Let's fast forward a few months. As with most high school heartaches, mine soon passed. I no longer felt sad. Life had returned to normal. One day, in the dead of winter, I picked up my diary and thumbed through a few of the entries detailing the breakup aftermath. My face flushed with embarrassment. I felt ashamed of my emotions, thoughts and candid writing during that time. I quickly pulled my writing journal out from between the mattress and box springs and thumped through those pages as well. I no longer recognized the characters, who just a few months earlier, where my greatest comfort. Now, they seemed so unlike me, so sad. In that moment, I was ashamed of each and everyone of them. Ashamed of the words on the page that I had penned. Ashamed of myself. My only concern was that some how I needed to destroy the evidence that those emotion, words, and characters ever existed. I quickly ran downstairs towards the wood burning stove with the two journals in my hand. I paused for only a second --one thoughtless second-- and then opened the furnace door and threw both of the journals into the blazing fire. I sat there for probably less than a minute and watched the pages bend, crackle, burn, and quickly turn into ash. I closed the door and went back to my room without a single glance behind me. 

I wish I still had those journals. Those pieces of my soul. Proof that the emotion was felt, that the moment was lived, and that I flourished in spite of it, or maybe, because of it.

5 comments:

Amira said...

Danielle, I seem to experience this with everything I write! It used to happen with old journals and diaries. I would go back and re-read what I had poured onto the pages, and it would embarass me later. So I'd have to tear out the pages so no one would ever find them. I think it's why I finally gave up on actually keeping a journal. In some ways, my blog has taken that place.

Cara said...

I think everyone can relate to that. Hey, at least you were writing at all when you were a teenager! Keep on writing!

Allie @ Between Dreams said...

I really love this post, it was so well written. And I can completely relate. (I mean... doesn't everyone have that horrible break-up in their past when they were so young and so naive?)

The best thing about recognizing your past regrets, is that once you acknowledge them, you can make sure not to repeat them in the future.

Get writing, girl!

Jeanelle said...

Just found your blog through SOML! I loved this post... I can completely agree. 3 years ago, I went through a painful, careless break-up that left me reeling. Of course, it took place 2 days before I was set to move to Barcelona, Spain for graduate school... (making it that more stupid in my mind why someone would humiliate me when I was leaving anyways!)

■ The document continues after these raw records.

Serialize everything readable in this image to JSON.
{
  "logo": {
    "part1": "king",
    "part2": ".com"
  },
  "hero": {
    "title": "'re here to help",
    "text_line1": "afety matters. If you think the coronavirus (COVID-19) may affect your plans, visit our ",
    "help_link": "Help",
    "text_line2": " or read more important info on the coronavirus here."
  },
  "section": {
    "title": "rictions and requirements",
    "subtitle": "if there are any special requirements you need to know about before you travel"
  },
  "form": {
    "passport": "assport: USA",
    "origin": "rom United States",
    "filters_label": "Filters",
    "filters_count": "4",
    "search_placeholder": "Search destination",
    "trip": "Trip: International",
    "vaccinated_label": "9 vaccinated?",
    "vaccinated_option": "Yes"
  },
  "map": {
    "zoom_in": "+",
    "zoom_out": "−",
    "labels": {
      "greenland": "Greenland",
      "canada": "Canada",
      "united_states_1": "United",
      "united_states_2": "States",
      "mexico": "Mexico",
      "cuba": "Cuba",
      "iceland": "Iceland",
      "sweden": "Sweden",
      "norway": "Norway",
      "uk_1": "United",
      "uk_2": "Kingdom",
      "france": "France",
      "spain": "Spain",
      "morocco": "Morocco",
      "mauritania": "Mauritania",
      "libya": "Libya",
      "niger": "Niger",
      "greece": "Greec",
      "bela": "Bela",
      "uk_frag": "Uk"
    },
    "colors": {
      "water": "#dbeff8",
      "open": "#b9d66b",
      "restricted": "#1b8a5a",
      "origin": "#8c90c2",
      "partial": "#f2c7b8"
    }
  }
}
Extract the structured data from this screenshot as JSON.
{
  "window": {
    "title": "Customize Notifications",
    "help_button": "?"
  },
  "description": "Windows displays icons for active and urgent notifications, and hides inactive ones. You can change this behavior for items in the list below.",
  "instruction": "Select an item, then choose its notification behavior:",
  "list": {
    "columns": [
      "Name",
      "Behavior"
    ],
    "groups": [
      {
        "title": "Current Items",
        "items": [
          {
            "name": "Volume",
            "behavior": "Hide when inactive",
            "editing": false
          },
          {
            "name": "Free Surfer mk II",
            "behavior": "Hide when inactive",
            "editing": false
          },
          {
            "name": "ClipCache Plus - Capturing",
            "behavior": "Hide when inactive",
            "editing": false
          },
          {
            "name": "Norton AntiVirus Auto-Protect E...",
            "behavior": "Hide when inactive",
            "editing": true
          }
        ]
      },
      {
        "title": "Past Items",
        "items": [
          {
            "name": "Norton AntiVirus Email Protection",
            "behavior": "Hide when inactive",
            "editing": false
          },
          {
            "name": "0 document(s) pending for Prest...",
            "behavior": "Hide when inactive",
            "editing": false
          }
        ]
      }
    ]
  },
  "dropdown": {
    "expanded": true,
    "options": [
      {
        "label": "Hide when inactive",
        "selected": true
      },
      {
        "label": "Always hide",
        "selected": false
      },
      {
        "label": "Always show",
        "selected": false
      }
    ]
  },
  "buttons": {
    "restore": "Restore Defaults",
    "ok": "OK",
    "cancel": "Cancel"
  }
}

Anyways - it propelled me into writing, blogging and healing my broken heart. Finally after many months I read back on my very first blog post (of course about "Goodbyes") and cringed about how much emotion I poured into that silly guy. But now, I am glad that I have it (albeit its all over the internet) but still! It's a piece of me...

Long story short, I really enjoyed this post :) Thanks for sharing.

xx

Lacey in the City said...

You are such a great writer! I luckily stumbled upon you through Story of My Life, which I stumbled upon otday through Traffic Jelly. Oh how I love finding bloggers that I can relate to!!!